Figure 5 Post-embedding immunogold labelling for caspase 9 in the smooth muscle cells and myenteric ganglia in the colon of control animals and in rats treated three times with 2,4,6-trinitrobenzenesulfonic acid. Representative electron micrograph of a myenteric ganglion (MG) from the strictured gut wall (S) 120 d after the third 2,4,6-trinitrobenzenesulfonic acid (TNBS) administration (A). The 18 nm gold particles labelling caspase 9 immunoreactivity (arrows) were mainly associated with mitochondria (M). Bar: 200 nm. The number of gold particles in the S was increased significantly in the smooth muscle cells on day 90 (B) and also in the MGs on day 120 (C) as compared with the gut wall in the control rats (C). Data are expressed as mean ± SE. ^bP < 0.01, ^dP < 0.001 TNBS-treated groups vs age-matched controls; ^fP < 0.01 TNBS-treated group on the day 90 vs TNBS-treated group on day 120.
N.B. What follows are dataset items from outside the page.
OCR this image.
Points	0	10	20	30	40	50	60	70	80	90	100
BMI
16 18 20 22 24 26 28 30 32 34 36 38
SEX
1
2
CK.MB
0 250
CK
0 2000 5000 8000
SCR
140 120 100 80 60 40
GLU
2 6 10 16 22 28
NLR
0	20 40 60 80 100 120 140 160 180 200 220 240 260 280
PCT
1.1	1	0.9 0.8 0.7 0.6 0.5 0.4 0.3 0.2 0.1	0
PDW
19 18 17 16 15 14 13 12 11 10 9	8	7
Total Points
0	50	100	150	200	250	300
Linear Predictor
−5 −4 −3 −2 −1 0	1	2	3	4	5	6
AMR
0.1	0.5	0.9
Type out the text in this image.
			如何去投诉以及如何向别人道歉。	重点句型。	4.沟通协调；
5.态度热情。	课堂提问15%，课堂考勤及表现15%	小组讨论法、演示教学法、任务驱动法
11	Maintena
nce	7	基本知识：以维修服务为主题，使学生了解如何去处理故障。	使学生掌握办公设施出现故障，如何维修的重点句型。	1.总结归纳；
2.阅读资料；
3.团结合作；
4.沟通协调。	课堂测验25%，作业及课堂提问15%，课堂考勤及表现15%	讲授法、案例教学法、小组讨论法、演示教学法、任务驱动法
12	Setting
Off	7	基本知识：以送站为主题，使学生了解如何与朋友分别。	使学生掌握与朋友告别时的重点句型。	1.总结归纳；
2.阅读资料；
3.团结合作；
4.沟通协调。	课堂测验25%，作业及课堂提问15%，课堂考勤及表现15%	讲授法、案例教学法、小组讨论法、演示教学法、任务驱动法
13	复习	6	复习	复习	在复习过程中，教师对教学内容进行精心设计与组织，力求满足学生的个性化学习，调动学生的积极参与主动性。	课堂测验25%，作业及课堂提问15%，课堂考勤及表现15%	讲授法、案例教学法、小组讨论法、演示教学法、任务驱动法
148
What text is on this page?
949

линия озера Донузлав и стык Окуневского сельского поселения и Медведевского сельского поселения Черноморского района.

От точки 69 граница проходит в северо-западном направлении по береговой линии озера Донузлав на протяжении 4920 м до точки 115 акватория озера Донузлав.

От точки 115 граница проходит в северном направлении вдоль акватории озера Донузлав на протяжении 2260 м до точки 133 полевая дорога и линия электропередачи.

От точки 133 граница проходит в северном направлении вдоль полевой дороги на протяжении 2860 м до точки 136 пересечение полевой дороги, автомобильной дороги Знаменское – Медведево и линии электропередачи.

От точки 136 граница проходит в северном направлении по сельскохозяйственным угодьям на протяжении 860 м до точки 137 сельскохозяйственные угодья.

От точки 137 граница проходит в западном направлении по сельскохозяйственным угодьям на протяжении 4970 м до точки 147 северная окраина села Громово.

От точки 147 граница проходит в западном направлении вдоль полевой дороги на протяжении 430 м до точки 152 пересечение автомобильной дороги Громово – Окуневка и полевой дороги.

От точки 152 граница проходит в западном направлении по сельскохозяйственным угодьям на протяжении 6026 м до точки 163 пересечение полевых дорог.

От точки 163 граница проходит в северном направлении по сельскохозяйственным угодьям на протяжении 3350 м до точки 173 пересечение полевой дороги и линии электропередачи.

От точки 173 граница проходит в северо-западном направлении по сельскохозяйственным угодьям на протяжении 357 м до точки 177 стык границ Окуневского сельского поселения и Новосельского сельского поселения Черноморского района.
Figure 6 Relative mRNA and protein expression of transforming growth factor-beta 2 and 3, matrix metalloproteinase 9 and tissue inhibitor of metalloproteinases 1 in the colon of control animals and in rats treated three times with 2,4,6-trinitrobenzenesulfonic acid. TGF-beta 2 was up-regulated in the strictured region (S) and also in the adjacent proximal (P) and distal (D) segments of the colon as compared with the controls (C) on day 90 and day 120 (A). TGF-beta 3 gene repression was detected both 90 and 120 d after the third TNBS treatment in each colonic segment (A). The marked overexpression of MMP9 mRNA was confirmed in each colonic segment in the chronic phase of the inflammation (B). TIMP1 mRNA expression was detected in the P and D colon segments at both timepoints examined, but in the S the gene was down-regulated (B). Data are expressed as mean ± SD. 90 d after the third TNBS treatment, a decreased MMP9 protein level was detected in the S relative to the C (C, upper). Nevertheless, on day 120 the MMP9 protein expression was similar to that in the C. The activity of MMP9 was determined by gelatine zymography (C, lower). An active form of the MMP9 protein rather than pro-MMP9 was expressed in the C and S segments at both timepoints examined. Well-detectable amounts of TIMP1 protein were revealed only in the control samples from day 90 (C, right side).